Acontece que entre tantas pessoas ricas que iam e freqüentavam a casa deles. Gente da alta sociedade carioca, um deles era o Senhor Hans Vecnor um homem rico dono de uma pequena fábrica de louças e que estava por esse tempo sendo um pioneiro empreendedor no ramo de plásticos. Ele sempre me via pelos jardins, ou em algum outro canto da casa fazendo algum trabalho. Nesse tempo seu nome saia em todos os grandes jornais da época, ele estava fazendo uma pequena fortuna com peças em plásticos. Até então todas as donas de casas utilizavam potes e vasilhas de vidro que eram pesadas. E então passaram a ter o conforto de poderem trabalhar em suas cozinhas com potes plásticos e bem mais leves e fáceis de armazenar. Um dia estava cuidando do jardim, eu já estava perto de completar meus 12 anos, ele então se aproximou de mim e disse:

- Bom dia meu rapaz!

- Bom dia meu senhor!

- E então o chocolates que te mandei, você gostou?

- Que chocolates senhor?

O velho franziu a testa, ele parece ter percebido tudo em um minuto ou ter conseguido a resposta que ele queria e então apenas sorriu e disse: - Nada meu jovem, estou a fazer confusão.

E depois ele entrou.

O caso que até então eu não sabia, era que ele sempre que vinha visitá-los levava chocolates para as crianças e assim trazia para mim também, mas claro que Vera dava aos seus filhos e nunca nem me deu um pedaço pequeno se quer.

Naquela manhã eu entrei pela porta dos fundos, pois tinha acabado meu serviço e precisava ver o que mais Dona Vera queria que eu fizesse, e quando cheguei no corredor que dava para sala escutei os dois conversando e Hans dizendo:

- Horas Vera! - Não ha mais o que esconder, diga-me quando pagou pelo menino. Te ofereço o dobro para levá-lo daqui.

- Mas não se trata de vendas senhor Hans, o caso é que o menino me faz falta aqui nos serviços...
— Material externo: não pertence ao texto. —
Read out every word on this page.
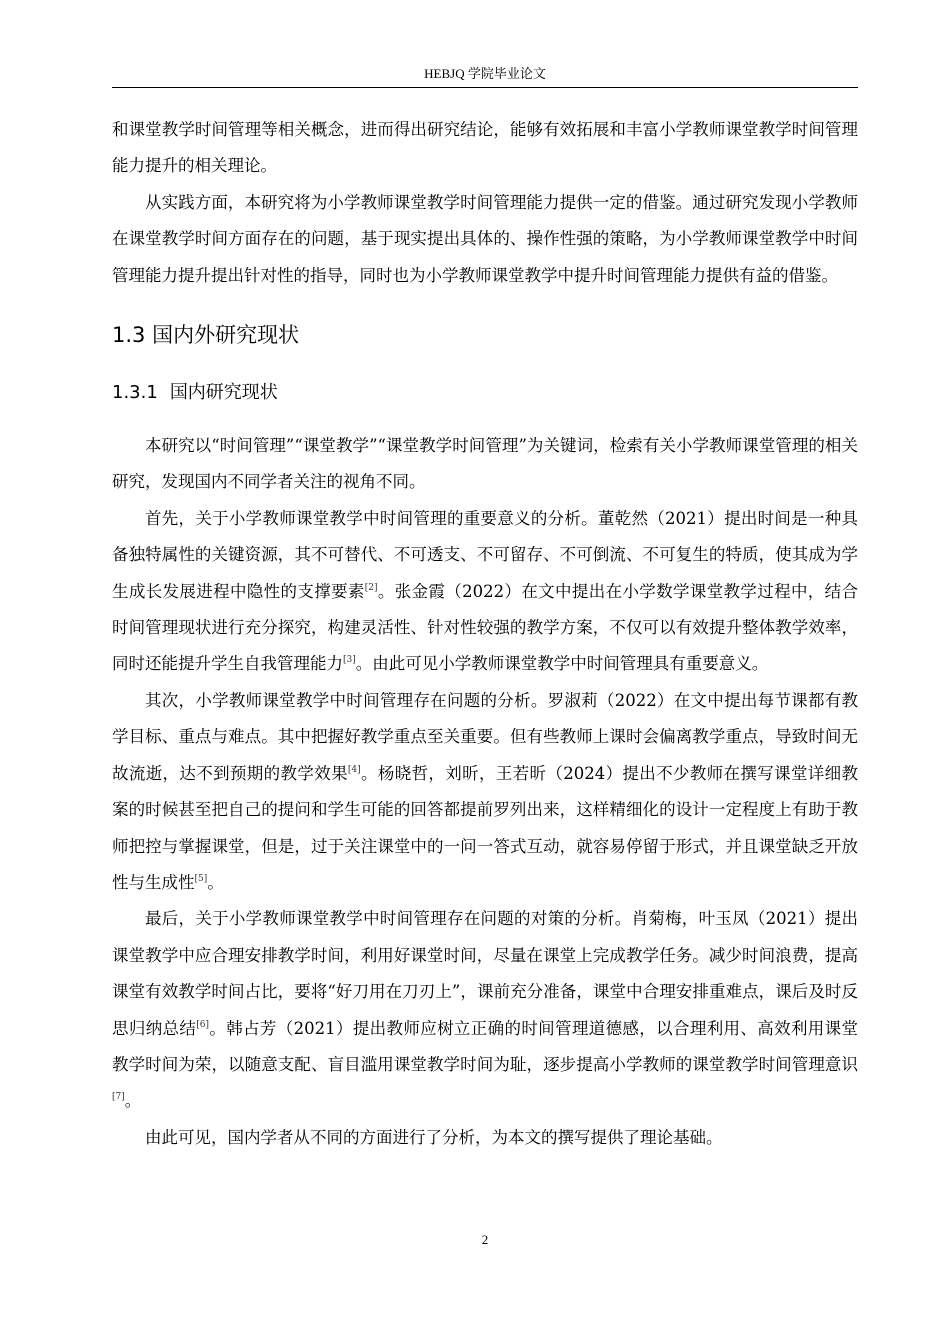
HEBJQ 学院毕业论文

和课堂教学时间管理等相关概念，进而得出研究结论，能够有效拓展和丰富小学教师课堂教学时间管理能力提升的相关理论。

从实践方面，本研究将为小学教师课堂教学时间管理能力提供一定的借鉴。通过研究发现小学教师在课堂教学时间方面存在的问题，基于现实提出具体的、操作性强的策略，为小学教师课堂教学中时间管理能力提升提出针对性的指导，同时也为小学教师课堂教学中提升时间管理能力提供有益的借鉴。

1.3 国内外研究现状
1.3.1 国内研究现状

本研究以“时间管理”“课堂教学”“课堂教学时间管理”为关键词，检索有关小学教师课堂管理的相关研究，发现国内不同学者关注的视角不同。

首先，关于小学教师课堂教学中时间管理的重要意义的分析。董乾然（2021）提出时间是一种具备独特属性的关键资源，其不可替代、不可透支、不可留存、不可倒流、不可复生的特质，使其成为学生成长发展进程中隐性的支撑要素[2]。张金霞（2022）在文中提出在小学数学课堂教学过程中，结合时间管理现状进行充分探究，构建灵活性、针对性较强的教学方案，不仅可以有效提升整体教学效率，同时还能提升学生自我管理能力[3]。由此可见小学教师课堂教学中时间管理具有重要意义。

其次，小学教师课堂教学中时间管理存在问题的分析。罗淑莉（2022）在文中提出每节课都有教学目标、重点与难点。其中把握好教学重点至关重要。但有些教师上课时会偏离教学重点，导致时间无故流逝，达不到预期的教学效果[4]。杨晓哲，刘昕，王若昕（2024）提出不少教师在撰写课堂详细教案的时候甚至把自己的提问和学生可能的回答都提前罗列出来，这样精细化的设计一定程度上有助于教师把控与掌握课堂，但是，过于关注课堂中的一问一答式互动，就容易停留于形式，并且课堂缺乏开放性与生成性[5]。

最后，关于小学教师课堂教学中时间管理存在问题的对策的分析。肖菊梅，叶玉凤（2021）提出课堂教学中应合理安排教学时间，利用好课堂时间，尽量在课堂上完成教学任务。减少时间浪费，提高课堂有效教学时间占比，要将“好刀用在刀刃上”，课前充分准备，课堂中合理安排重难点，课后及时反思归纳总结[6]。韩占芳（2021）提出教师应树立正确的时间管理道德感，以合理利用、高效利用课堂教学时间为荣，以随意支配、盲目滥用课堂教学时间为耻，逐步提高小学教师的课堂教学时间管理意识[7]。

由此可见，国内学者从不同的方面进行了分析，为本文的撰写提供了理论基础。

2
- Vera; normalmente discutiria esse assunto com seu marido entre homens, e tenho certeza que ele não me negaria um pedido meu e tão pouco não se sentiria bem sabendo que sua esposa me fez uma desfeita. Mas como sei que você é quem administra essa casa como se devem fazer todas as senhoras honradas da sociedade, para tanto preferi discutir esse assunto direto com a senhora. Mas se preferir, já posso aguardar seu marido tenho certeza que dentro em pouco tempo ele chegará.

- Não há de ser para tanto senhor Hans, façamos assim, ofereço o menino como prova de amizade e devoção por tudo que tens feito em nossa família, investindo vultosa somo em dinheiro para com o comércio de nossa família.

- Agradeço imensamente sua oferta, mas como disse estou disposto a ressarcir o seu prejuízo, diga o seu preço.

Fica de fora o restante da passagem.